Indeed, I think the Mac is very well-suited to per-hour usage.  Imagine you are a one-man developer shop.  You keep all your code in iCloud or Dropbox or whatever service you prefer.  When you want to work, you spin up an instance, connect, and because it’s in a datacenter, syncing folders (selectively, perhaps, depending on your setup and what the service offers) is very quick.  You probably don’t need a dedicated machine, just an account, so XCode is probably already installed, so once your code downloads, you’re ready to go.  Or if your code is on Github, obviously this makes this easy as well, and you have all the usual scripting (bash, etc., plus Homebrew and AppleScript to drive apps) to automate things.  I think it’d be easy to write a script that goes from “freshly provisioned instance” to “right where I left off” in a single command.

Could you do the same on Linux or Windows?  Of course.  And of course either of those OSes are going to be way cheaper (especially Linux) because you can run them on any commodity gear you wish.  With OSX, the only legal way to run it is on Apple hardware.  But if you gotta have XCode on macOS…
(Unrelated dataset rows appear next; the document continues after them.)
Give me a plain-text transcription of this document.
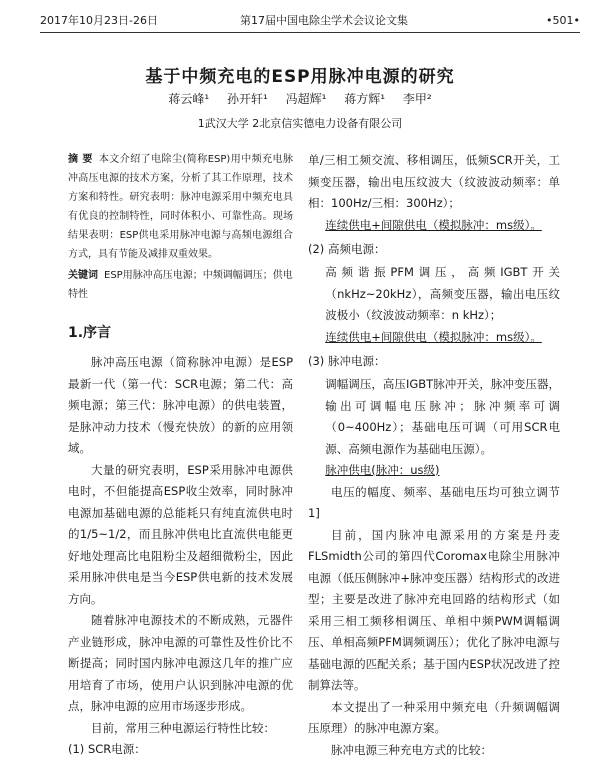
2017年10月23日-26日	第17届中国电除尘学术会议论文集	•501•
基于中频充电的ESP用脉冲电源的研究
蒋云峰¹ 孙开轩¹ 冯超辉¹ 蒋方辉¹ 李甲²
1武汉大学 2北京信实德电力设备有限公司
摘 要 本文介绍了电除尘(简称ESP)用中频充电脉冲高压电源的技术方案，分析了其工作原理，技术方案和特性。研究表明：脉冲电源采用中频充电具有优良的控制特性，同时体积小、可靠性高。现场结果表明：ESP供电采用脉冲电源与高频电源组合方式，具有节能及减排双重效果。
关键词 ESP用脉冲高压电源；中频调幅调压；供电特性
1.序言

脉冲高压电源（简称脉冲电源）是ESP最新一代（第一代：SCR电源；第二代：高频电源；第三代：脉冲电源）的供电装置，是脉冲动力技术（慢充快放）的新的应用领域。

大量的研究表明，ESP采用脉冲电源供电时，不但能提高ESP收尘效率，同时脉冲电源加基础电源的总能耗只有纯直流供电时的1/5~1/2，而且脉冲供电比直流供电能更好地处理高比电阻粉尘及超细微粉尘，因此采用脉冲供电是当今ESP供电新的技术发展方向。

随着脉冲电源技术的不断成熟，元器件产业链形成，脉冲电源的可靠性及性价比不断提高；同时国内脉冲电源这几年的推广应用培育了市场，使用户认识到脉冲电源的优点，脉冲电源的应用市场逐步形成。

目前，常用三种电源运行特性比较：

(1) SCR电源：

单/三相工频交流、移相调压，低频SCR开关，工频变压器，输出电压纹波大（纹波波动频率：单相：100Hz/三相：300Hz）；

连续供电+间隙供电（模拟脉冲：ms级）。

(2) 高频电源：

高频谐振PFM调压，高频IGBT开关（nkHz~20kHz），高频变压器，输出电压纹波极小（纹波波动频率：n kHz）；

连续供电+间隙供电（模拟脉冲：ms级）。

(3) 脉冲电源：

调幅调压，高压IGBT脉冲开关，脉冲变压器，输出可调幅电压脉冲；脉冲频率可调（0~400Hz）；基础电压可调（可用SCR电源、高频电源作为基础电压源）。

脉冲供电(脉冲：us级)

电压的幅度、频率、基础电压均可独立调节1]

目前，国内脉冲电源采用的方案是丹麦FLSmidth公司的第四代Coromax电除尘用脉冲电源（低压侧脉冲+脉冲变压器）结构形式的改进型；主要是改进了脉冲充电回路的结构形式（如采用三相工频移相调压、单相中频PWM调幅调压、单相高频PFM调频调压）；优化了脉冲电源与基础电源的匹配关系；基于国内ESP状况改进了控制算法等。

本文提出了一种采用中频充电（升频调幅调压原理）的脉冲电源方案。

脉冲电源三种充电方式的比较：
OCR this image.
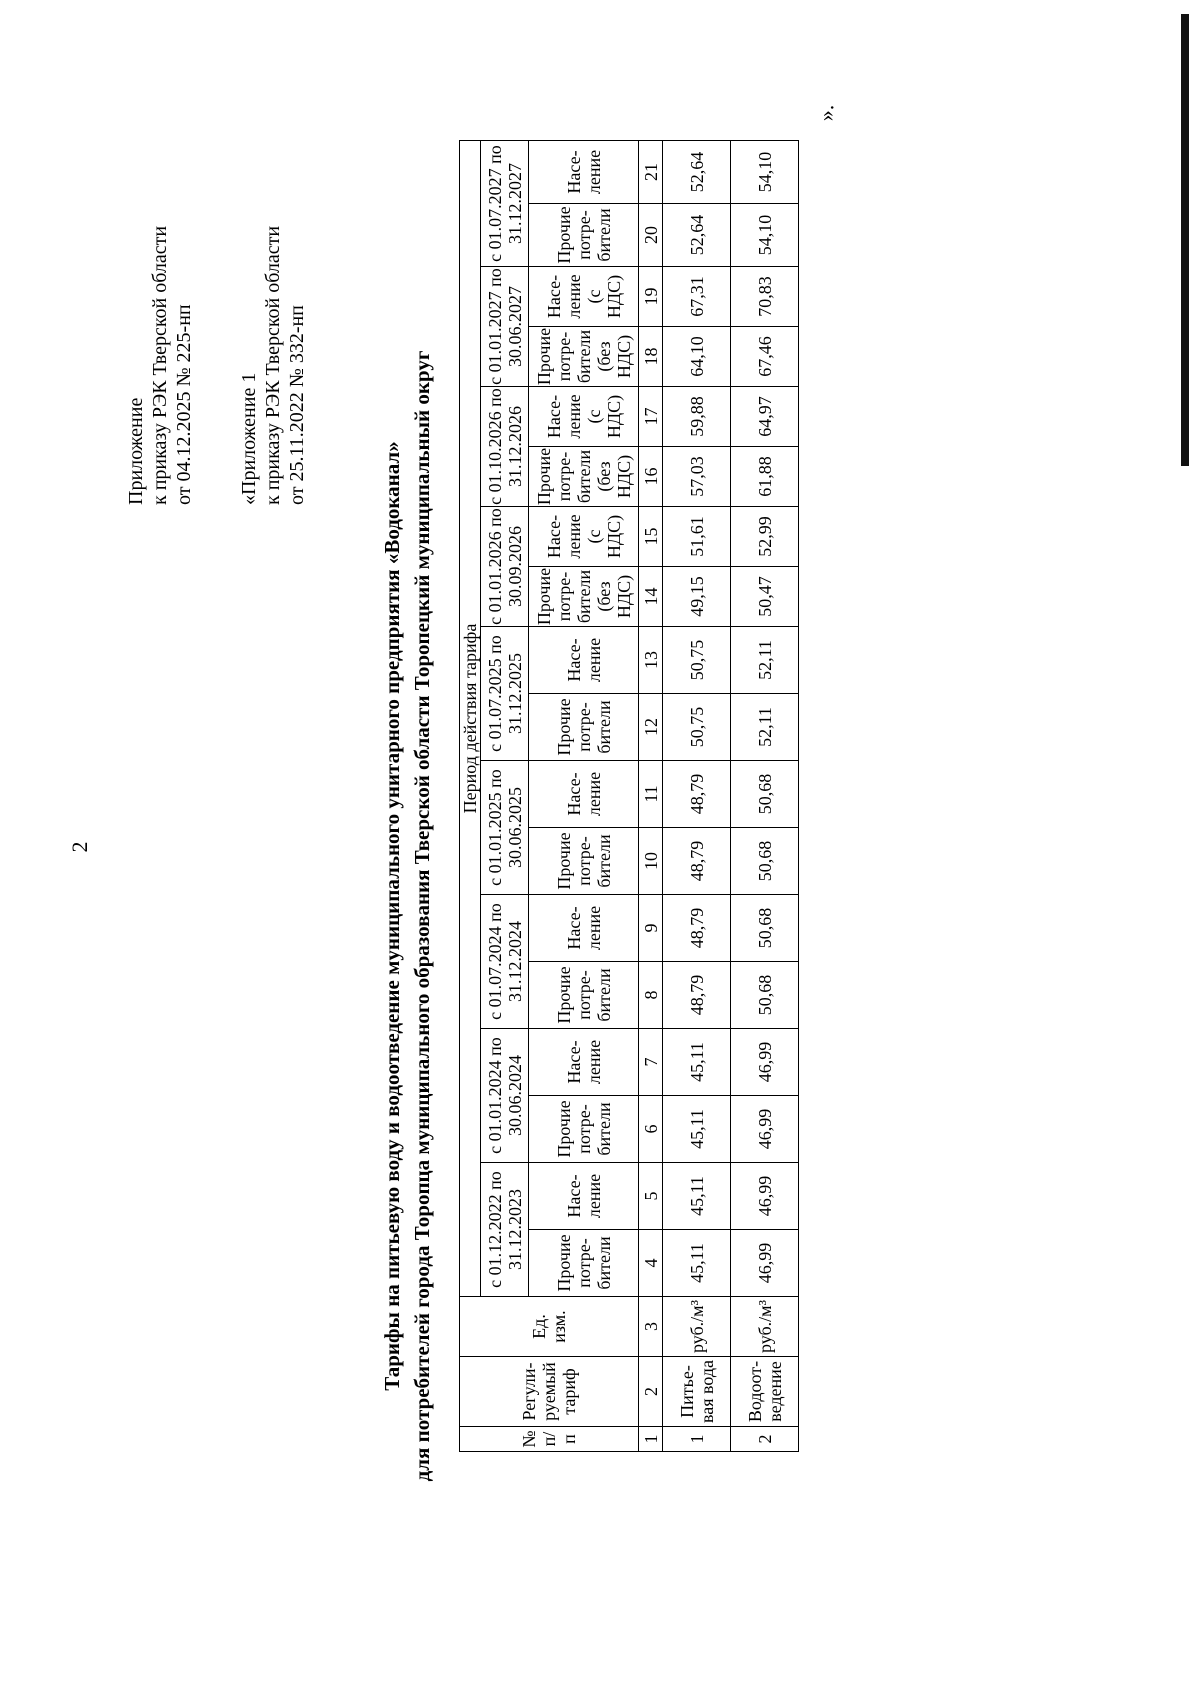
2
».
Приложение к приказу РЭК Тверской области от 04.12.2025 № 225-нп «Приложение 1 к приказу РЭК Тверской области от 25.11.2022 № 332-нп
Тарифы на питьевую воду и водоотведение муниципального унитарного предприятия «Водоканал» для потребителей города Торопца муниципального образования Тверской области Торопецкий муниципальный округ	№ п/п	Регули-руемый тариф	Ед. изм.	Период действия тарифа																	
			с 01.12.2022 по 31.12.2023		с 01.01.2024 по 30.06.2024		с 01.07.2024 по 31.12.2024		с 01.01.2025 по 30.06.2025		с 01.07.2025 по 31.12.2025		с 01.01.2026 по 30.09.2026		с 01.10.2026 по 31.12.2026		с 01.01.2027 по 30.06.2027		с 01.07.2027 по 31.12.2027	
			Прочие потре-бители	Насе-ление	Прочие потре-бители	Насе-ление	Прочие потре-бители	Насе-ление	Прочие потре-бители	Насе-ление	Прочие потре-бители	Насе-ление	Прочие потре-бители (без НДС)	Насе-ление (с НДС)	Прочие потре-бители (без НДС)	Насе-ление (с НДС)	Прочие потре-бители (без НДС)	Насе-ление (с НДС)	Прочие потре-бители	Насе-ление
1	2	3	4	5	6	7	8	9	10	11	12	13	14	15	16	17	18	19	20	21
1	Питье-вая вода	руб./м³	45,11	45,11	45,11	45,11	48,79	48,79	48,79	48,79	50,75	50,75	49,15	51,61	57,03	59,88	64,10	67,31	52,64	52,64
2	Водоот-ведение	руб./м³	46,99	46,99	46,99	46,99	50,68	50,68	50,68	50,68	52,11	52,11	50,47	52,99	61,88	64,97	67,46	70,83	54,10	54,10
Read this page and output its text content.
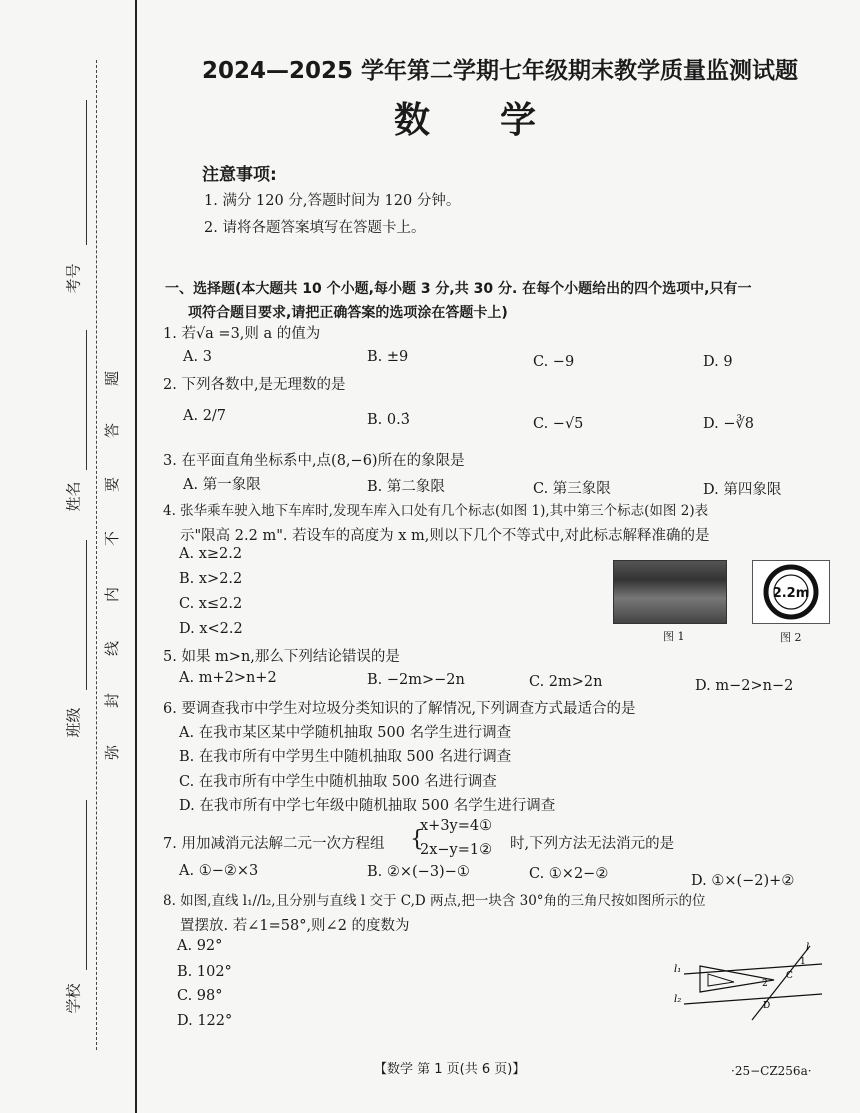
考号
姓名
班级
学校
题
答
要
不
内
线
封
弥
2024—2025 学年第二学期七年级期末教学质量监测试题
数学
注意事项:
1. 满分 120 分,答题时间为 120 分钟。
2. 请将各题答案填写在答题卡上。
一、选择题(本大题共 10 个小题,每小题 3 分,共 30 分. 在每个小题给出的四个选项中,只有一
项符合题目要求,请把正确答案的选项涂在答题卡上)
1. 若√a =3,则 a 的值为
A. 3	B. ±9	C. −9	D. 9
2. 下列各数中,是无理数的是
A. 2/7	B. 0.3̇	C. −√5	D. −∛8
3. 在平面直角坐标系中,点(8,−6)所在的象限是
A. 第一象限	B. 第二象限	C. 第三象限	D. 第四象限
4. 张华乘车驶入地下车库时,发现车库入口处有几个标志(如图 1),其中第三个标志(如图 2)表
示"限高 2.2 m". 若设车的高度为 x m,则以下几个不等式中,对此标志解释准确的是
A. x≥2.2
B. x>2.2
C. x≤2.2
D. x<2.2
2.2m
图 1	图 2
5. 如果 m>n,那么下列结论错误的是
A. m+2>n+2	B. −2m>−2n	C. 2m>2n	D. m−2>n−2
6. 要调查我市中学生对垃圾分类知识的了解情况,下列调查方式最适合的是
A. 在我市某区某中学随机抽取 500 名学生进行调查
B. 在我市所有中学男生中随机抽取 500 名进行调查
C. 在我市所有中学生中随机抽取 500 名进行调查
D. 在我市所有中学七年级中随机抽取 500 名学生进行调查
7. 用加减消元法解二元一次方程组 {
x+3y=4①
2x−y=1② 时,下列方法无法消元的是
A. ①−②×3	B. ②×(−3)−①	C. ①×2−②	D. ①×(−2)+②
8. 如图,直线 l₁//l₂,且分别与直线 l 交于 C,D 两点,把一块含 30°角的三角尺按如图所示的位
置摆放. 若∠1=58°,则∠2 的度数为
A. 92°
B. 102°
C. 98°
D. 122°
l₁
l₂
l
1
2
C
D
【数学 第 1 页(共 6 页)】	·25−CZ256a·
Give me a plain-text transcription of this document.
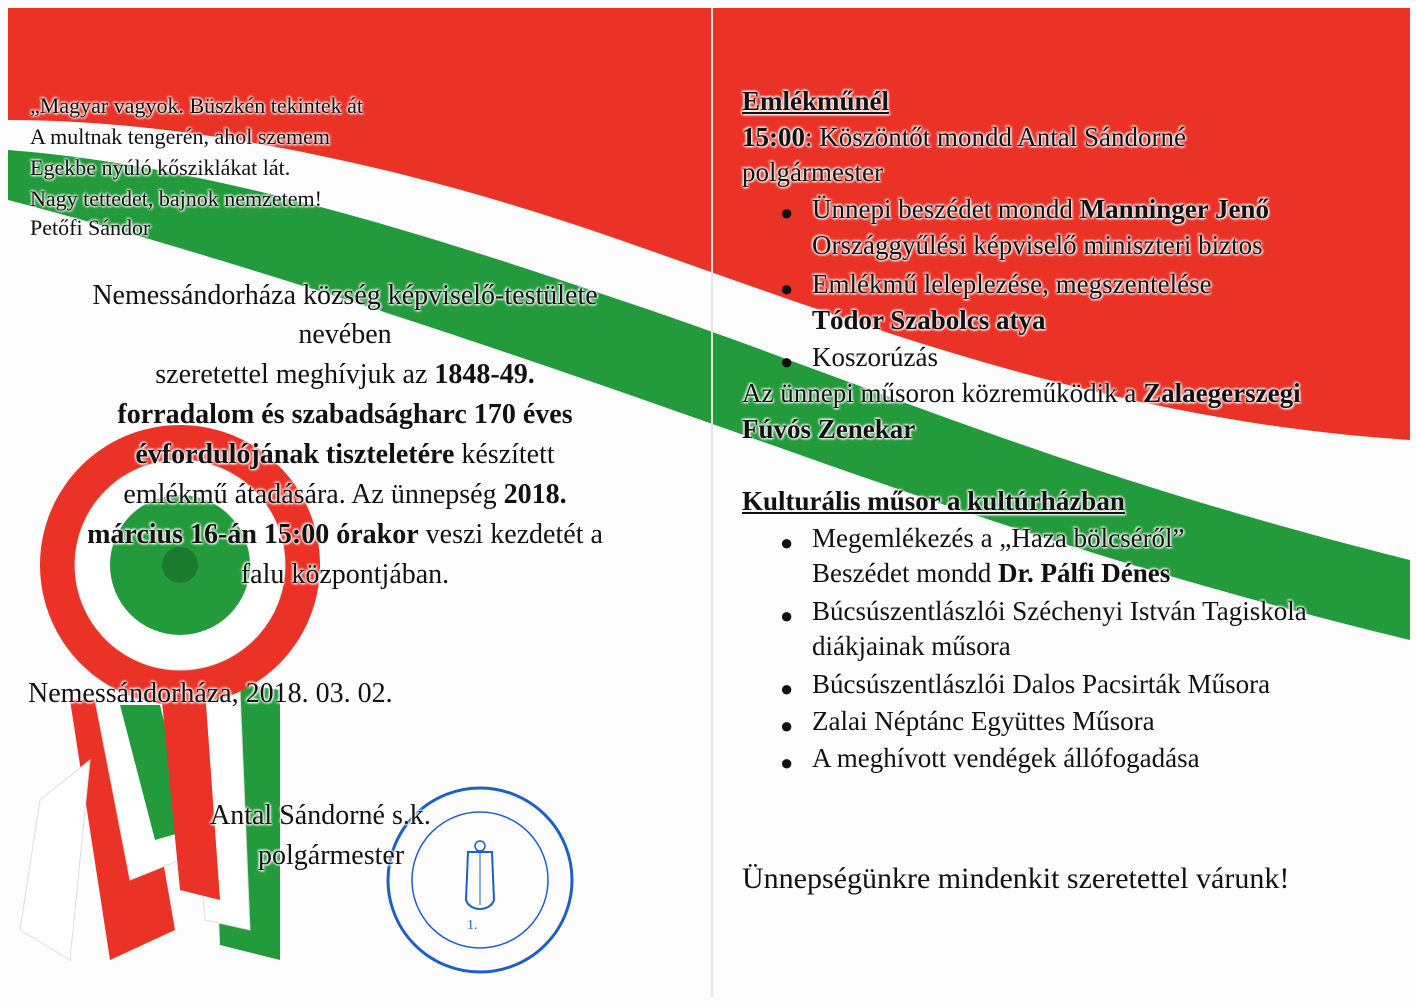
„Magyar vagyok. Büszkén tekintek át
A multnak tengerén, ahol szemem
Egekbe nyúló kősziklákat lát.
Nagy tettedet, bajnok nemzetem!
Petőfi Sándor
Nemessándorháza község képviselő-testülete
nevében
szeretettel meghívjuk az 1848-49.
forradalom és szabadságharc 170 éves
évfordulójának tiszteletére készített
emlékmű átadására. Az ünnepség 2018.
március 16-án 15:00 órakor veszi kezdetét a
falu központjában.
Nemessándorháza, 2018. 03. 02.
Antal Sándorné s.k.
polgármester
1.
Emlékműnél
15:00: Köszöntőt mondd Antal Sándorné
polgármester
● Ünnepi beszédet mondd Manninger Jenő
Országgyűlési képviselő miniszteri biztos
● Emlékmű leleplezése, megszentelése
Tódor Szabolcs atya
● Koszorúzás
Az ünnepi műsoron közreműködik a Zalaegerszegi
Fúvós Zenekar
Kulturális műsor a kultúrházban
● Megemlékezés a „Haza bölcséről”
Beszédet mondd Dr. Pálfi Dénes
● Búcsúszentlászlói Széchenyi István Tagiskola
diákjainak műsora
● Búcsúszentlászlói Dalos Pacsirták Műsora
● Zalai Néptánc Együttes Műsora
● A meghívott vendégek állófogadása
Ünnepségünkre mindenkit szeretettel várunk!
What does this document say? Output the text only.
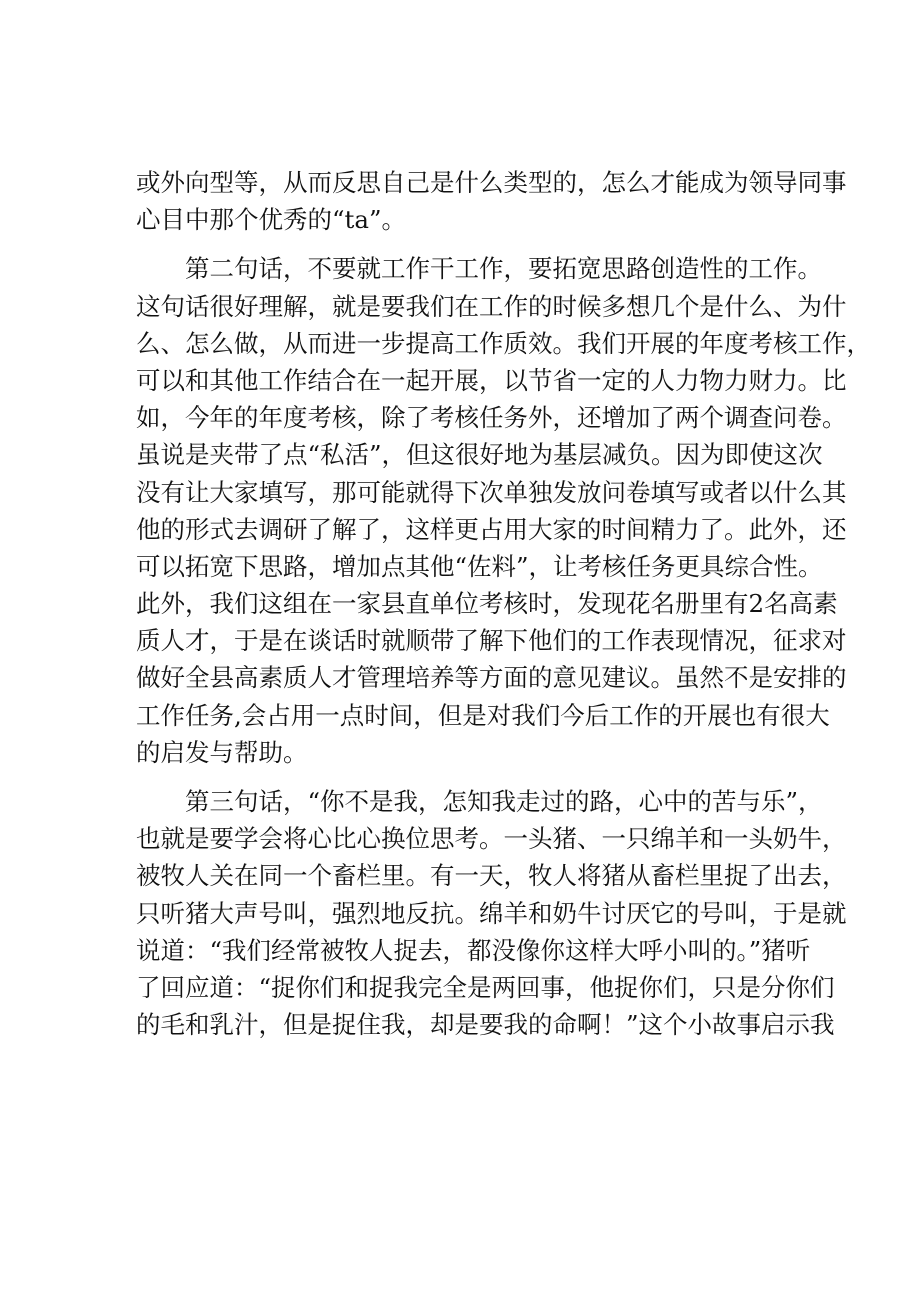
或外向型等，从而反思自己是什么类型的，怎么才能成为领导同事
心目中那个优秀的“ta”。
第二句话，不要就工作干工作，要拓宽思路创造性的工作。
这句话很好理解，就是要我们在工作的时候多想几个是什么、为什
么、怎么做，从而进一步提高工作质效。我们开展的年度考核工作，
可以和其他工作结合在一起开展，以节省一定的人力物力财力。比
如，今年的年度考核，除了考核任务外，还增加了两个调查问卷。
虽说是夹带了点“私活”，但这很好地为基层减负。因为即使这次
没有让大家填写，那可能就得下次单独发放问卷填写或者以什么其
他的形式去调研了解了，这样更占用大家的时间精力了。此外，还
可以拓宽下思路，增加点其他“佐料”，让考核任务更具综合性。
此外，我们这组在一家县直单位考核时，发现花名册里有2名高素
质人才，于是在谈话时就顺带了解下他们的工作表现情况，征求对
做好全县高素质人才管理培养等方面的意见建议。虽然不是安排的
工作任务,会占用一点时间，但是对我们今后工作的开展也有很大
的启发与帮助。
第三句话，“你不是我，怎知我走过的路，心中的苦与乐”，
也就是要学会将心比心换位思考。一头猪、一只绵羊和一头奶牛，
被牧人关在同一个畜栏里。有一天，牧人将猪从畜栏里捉了出去，
只听猪大声号叫，强烈地反抗。绵羊和奶牛讨厌它的号叫，于是就
说道：“我们经常被牧人捉去，都没像你这样大呼小叫的。”猪听
了回应道：“捉你们和捉我完全是两回事，他捉你们，只是分你们
的毛和乳汁，但是捉住我，却是要我的命啊！”这个小故事启示我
Looking around, I see prices such as $4/day (or $1/hour) for shared instances, which is getting an account on a server.  I imagine the service depends on your neighbors on the box and how attentive the provider is.  Or pay $25/mo for a dedicated Mac, at the lowest end, with many offering substantially higher prices.  These are all low-end range Mac Mini offerings.  You can find Mac Pro stuff too but there you’re getting into crazy money.

Maybe there’s a market opportunity for someone to break into LowEnd hosting by setting up service running, say, 2015-2018 gear.  Still very serviceable and if a piece of gear breaks, you either do a quick fix or you toss it.  I have a 2015-era laptop that runs the latest OS X release (Monterrey as of this writing) just fine and I’m sure the Mac Minis and iMacs of that era could rent out to people who’d gladly pay a few bucks less per month and have XCode take a little longer to compile.